Reading/Writing/Literacy Ph.D., 2018

Before Penn GSE: Graduate Student

After Penn GSE: Assistant Professor of Education, Baylor University

"Their willingness to push to find the right solution for me ended up reshaping how I approach a lot of work I do, and gave me a unique angle with how I was coming at education and literacy."

From my first days at Penn GSE, my professors prepared me as a researcher, an educator, a job candidate, and ultimately, as a professor.

In my research, I examine how the ways we learn, teach, and talk about literacy are entwined with histories of technology, disciplinarity, and sociopolitical reform. I am especially interested in how these convergences are implicated in the struggle for justice and equity in education policy and practice.

I realized part way through my program that I had this sort of historical dimension to this work—history of technology specifically. I had taken some courses in History and Sociology of Science. There was this entire other field that was available on campus that had its own history with methodologies to be able to do that kind of research. My advisor and my program chair figured out a way to get a master’s in History of Science on the way to the Ph.D. Their willingness to push to find the right solution for me ended up reshaping how I approach a lot of work I do, and gave me a unique angle with how I was coming at education and literacy.

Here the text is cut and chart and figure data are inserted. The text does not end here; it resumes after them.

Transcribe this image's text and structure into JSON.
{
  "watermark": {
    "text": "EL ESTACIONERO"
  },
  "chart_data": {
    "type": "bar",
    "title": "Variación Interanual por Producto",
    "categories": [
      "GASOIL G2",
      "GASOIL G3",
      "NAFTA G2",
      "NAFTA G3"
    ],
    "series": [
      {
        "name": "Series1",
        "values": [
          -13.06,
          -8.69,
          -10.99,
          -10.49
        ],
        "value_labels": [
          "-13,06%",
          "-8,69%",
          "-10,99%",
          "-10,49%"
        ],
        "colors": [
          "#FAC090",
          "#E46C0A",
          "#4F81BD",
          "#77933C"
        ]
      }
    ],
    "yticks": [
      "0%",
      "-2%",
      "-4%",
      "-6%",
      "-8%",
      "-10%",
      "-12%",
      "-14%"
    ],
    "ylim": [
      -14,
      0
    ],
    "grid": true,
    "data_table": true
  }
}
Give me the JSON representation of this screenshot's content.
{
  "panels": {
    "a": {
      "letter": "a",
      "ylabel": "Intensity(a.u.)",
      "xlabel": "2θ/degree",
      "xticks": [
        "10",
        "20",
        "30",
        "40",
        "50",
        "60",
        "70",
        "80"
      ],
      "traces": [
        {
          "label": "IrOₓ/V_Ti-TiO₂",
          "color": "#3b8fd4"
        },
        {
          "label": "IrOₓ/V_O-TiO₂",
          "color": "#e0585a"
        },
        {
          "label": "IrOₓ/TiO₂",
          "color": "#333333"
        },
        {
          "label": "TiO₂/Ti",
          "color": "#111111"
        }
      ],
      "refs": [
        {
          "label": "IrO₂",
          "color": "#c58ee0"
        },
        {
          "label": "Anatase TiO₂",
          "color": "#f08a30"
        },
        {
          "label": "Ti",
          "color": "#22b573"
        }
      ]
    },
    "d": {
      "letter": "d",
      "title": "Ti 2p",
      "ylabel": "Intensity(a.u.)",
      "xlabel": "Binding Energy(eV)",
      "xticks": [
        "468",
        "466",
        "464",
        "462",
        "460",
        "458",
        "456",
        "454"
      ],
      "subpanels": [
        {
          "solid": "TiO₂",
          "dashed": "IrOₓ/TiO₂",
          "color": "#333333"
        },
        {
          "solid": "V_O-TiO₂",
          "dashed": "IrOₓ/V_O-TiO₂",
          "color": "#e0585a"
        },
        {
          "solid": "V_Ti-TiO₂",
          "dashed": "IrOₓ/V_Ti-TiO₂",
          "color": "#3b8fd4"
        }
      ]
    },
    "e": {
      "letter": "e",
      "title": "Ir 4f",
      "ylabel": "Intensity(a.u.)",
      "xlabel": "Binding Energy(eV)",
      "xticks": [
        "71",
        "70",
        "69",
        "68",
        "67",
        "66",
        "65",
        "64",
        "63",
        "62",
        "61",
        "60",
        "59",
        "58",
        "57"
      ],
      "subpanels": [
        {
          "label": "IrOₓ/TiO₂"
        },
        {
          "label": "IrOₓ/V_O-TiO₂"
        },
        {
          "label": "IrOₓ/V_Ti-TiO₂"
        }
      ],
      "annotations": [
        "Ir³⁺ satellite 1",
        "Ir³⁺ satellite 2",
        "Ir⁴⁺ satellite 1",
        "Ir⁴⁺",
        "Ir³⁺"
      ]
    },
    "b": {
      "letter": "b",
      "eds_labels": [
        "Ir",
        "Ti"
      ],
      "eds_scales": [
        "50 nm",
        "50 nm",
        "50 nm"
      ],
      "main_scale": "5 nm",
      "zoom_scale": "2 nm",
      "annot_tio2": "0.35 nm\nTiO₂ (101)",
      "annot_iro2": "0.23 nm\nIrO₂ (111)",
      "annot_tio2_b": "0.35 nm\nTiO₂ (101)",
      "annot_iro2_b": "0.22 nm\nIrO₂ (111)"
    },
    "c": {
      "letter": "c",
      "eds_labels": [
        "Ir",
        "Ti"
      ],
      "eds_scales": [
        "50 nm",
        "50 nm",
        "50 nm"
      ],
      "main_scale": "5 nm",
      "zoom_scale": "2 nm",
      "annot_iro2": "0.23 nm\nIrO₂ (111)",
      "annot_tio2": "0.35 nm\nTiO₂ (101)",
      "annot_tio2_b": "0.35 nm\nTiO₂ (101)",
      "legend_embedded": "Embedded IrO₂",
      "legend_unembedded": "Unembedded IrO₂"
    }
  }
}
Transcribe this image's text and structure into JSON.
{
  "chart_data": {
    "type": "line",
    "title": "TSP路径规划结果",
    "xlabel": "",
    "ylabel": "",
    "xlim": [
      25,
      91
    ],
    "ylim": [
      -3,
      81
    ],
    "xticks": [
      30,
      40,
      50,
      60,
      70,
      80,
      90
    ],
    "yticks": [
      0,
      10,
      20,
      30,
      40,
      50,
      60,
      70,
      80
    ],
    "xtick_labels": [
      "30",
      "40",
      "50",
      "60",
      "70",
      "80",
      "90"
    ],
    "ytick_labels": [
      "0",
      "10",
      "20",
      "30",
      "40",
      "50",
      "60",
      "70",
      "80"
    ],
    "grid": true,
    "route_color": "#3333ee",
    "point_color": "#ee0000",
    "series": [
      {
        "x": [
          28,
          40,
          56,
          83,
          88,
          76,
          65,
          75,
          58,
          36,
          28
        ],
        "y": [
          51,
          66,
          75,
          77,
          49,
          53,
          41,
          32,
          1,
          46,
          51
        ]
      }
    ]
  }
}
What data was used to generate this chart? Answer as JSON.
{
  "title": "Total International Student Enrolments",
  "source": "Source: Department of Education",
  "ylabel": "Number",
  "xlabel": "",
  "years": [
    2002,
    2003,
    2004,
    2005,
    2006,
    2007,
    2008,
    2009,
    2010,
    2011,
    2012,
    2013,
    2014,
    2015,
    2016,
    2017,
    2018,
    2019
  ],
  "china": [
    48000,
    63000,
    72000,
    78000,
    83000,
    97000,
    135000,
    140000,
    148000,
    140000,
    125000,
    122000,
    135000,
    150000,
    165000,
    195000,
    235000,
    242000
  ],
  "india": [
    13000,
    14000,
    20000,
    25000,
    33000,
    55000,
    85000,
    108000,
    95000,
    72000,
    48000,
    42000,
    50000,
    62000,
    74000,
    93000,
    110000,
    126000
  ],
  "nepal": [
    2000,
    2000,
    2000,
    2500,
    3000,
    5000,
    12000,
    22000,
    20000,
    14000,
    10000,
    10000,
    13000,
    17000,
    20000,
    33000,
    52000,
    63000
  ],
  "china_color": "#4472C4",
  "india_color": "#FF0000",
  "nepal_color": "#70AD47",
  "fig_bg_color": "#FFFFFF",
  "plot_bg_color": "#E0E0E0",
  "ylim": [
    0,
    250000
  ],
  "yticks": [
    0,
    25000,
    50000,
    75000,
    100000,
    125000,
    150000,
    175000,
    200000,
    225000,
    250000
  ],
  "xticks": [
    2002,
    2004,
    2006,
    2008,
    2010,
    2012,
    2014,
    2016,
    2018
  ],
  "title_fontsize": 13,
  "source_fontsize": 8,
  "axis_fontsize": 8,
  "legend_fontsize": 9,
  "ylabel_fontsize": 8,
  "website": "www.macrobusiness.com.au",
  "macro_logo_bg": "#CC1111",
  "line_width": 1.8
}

My primary advisor brought me in as a TA and walked me through how you plan a class, structure a syllabus, and respond to student work meaningfully. Then she went out of her way to connect me to other people she was in contact with in the field of literacy studies. By the time I graduated, I discovered that through her mentoring, I had built a rich network in the field. That made me able to feel confident stepping into my first job as a professor.